Thalidomide analogues: Dual inhibitors of both angiogenesis and human cancer cell proliferation

The identification of agents with antiproliferative activity against endothelial cells has significant value for the treatment of many angiogenesis-dependent pathologies, such as cancer. Using ligand-based drug design strategies, we have identified two novel classes of analogues, derived from thalidomide, that demonstrate remarkable anti-angiogenic and anti-cancer properties. The two novel classes include phthalimide and quinazolinone analogues. The ability of these compounds to inhibit the growth of certain human tumors and the blood supply that feeds them is significant. More specifically, these compounds have potential to make a tremendous impact in the treatment of cancers in which poor prognosis is correlated to microvessel density.; Several generations of both the phthalimide and quinazolinone classes have been designed and synthesized using traditional medicinal chemistry techniques. Both classes show significant inhibitory activity in vitro against the proliferation of human microvascular endothelial cells (HMECs), and the quinazolinone analogues have demonstrated in vivo anti-angiogenic activity in the chicken chorioallantoic membrane (CAM) assay.

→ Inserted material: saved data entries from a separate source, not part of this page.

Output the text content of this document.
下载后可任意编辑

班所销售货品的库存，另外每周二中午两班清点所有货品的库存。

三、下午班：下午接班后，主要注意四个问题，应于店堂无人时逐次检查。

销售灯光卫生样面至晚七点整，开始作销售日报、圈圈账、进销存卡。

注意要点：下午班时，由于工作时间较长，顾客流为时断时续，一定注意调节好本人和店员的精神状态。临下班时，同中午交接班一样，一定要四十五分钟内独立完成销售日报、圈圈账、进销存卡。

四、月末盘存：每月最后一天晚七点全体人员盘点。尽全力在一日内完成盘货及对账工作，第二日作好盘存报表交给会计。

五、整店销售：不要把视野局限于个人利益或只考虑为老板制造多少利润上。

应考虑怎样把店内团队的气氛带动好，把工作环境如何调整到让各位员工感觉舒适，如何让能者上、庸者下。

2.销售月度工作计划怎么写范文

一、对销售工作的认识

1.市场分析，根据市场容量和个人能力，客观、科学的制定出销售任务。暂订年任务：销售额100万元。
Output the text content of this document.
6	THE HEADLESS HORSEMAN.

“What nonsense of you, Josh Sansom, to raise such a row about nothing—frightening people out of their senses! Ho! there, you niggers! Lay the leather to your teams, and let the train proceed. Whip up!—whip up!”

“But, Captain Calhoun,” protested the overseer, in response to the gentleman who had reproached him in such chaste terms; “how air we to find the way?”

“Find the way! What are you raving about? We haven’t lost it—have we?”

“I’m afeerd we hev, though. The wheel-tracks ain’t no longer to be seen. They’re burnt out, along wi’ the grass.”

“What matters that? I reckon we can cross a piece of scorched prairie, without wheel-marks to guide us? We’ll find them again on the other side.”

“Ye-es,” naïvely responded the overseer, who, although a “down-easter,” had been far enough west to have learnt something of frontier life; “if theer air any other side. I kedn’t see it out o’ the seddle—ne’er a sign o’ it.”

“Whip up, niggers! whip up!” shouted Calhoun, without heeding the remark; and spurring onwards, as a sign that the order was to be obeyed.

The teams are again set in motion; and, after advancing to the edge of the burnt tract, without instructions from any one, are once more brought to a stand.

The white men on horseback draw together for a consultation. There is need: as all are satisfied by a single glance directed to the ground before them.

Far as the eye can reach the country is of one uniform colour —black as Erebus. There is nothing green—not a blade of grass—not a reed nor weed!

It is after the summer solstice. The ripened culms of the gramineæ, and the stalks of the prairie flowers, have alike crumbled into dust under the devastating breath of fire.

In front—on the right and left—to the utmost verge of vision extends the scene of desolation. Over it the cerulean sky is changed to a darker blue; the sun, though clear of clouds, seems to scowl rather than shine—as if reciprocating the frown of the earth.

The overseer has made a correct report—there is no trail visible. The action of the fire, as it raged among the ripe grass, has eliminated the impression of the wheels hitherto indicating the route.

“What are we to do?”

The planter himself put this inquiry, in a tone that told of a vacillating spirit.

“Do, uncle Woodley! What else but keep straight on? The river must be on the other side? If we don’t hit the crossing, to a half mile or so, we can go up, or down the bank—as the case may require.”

Further, our phthalimide-based analogues show increased potency towards androgen positive and negative prostate cancer and leukemia while the quinazolinone class demonstrates potent activity against colon cancer. One particular quinazolinone shows anti-colon cancer activity far superior to that of 5-Fluorouracil, and it also possesses potent anti-mitotic properties. Preliminary molecular modeling experiments have identified a potential binding pocket for this analogue on beta-tubulin. We have thus demonstrated the significant therapeutic potential of these novel dual acting compounds.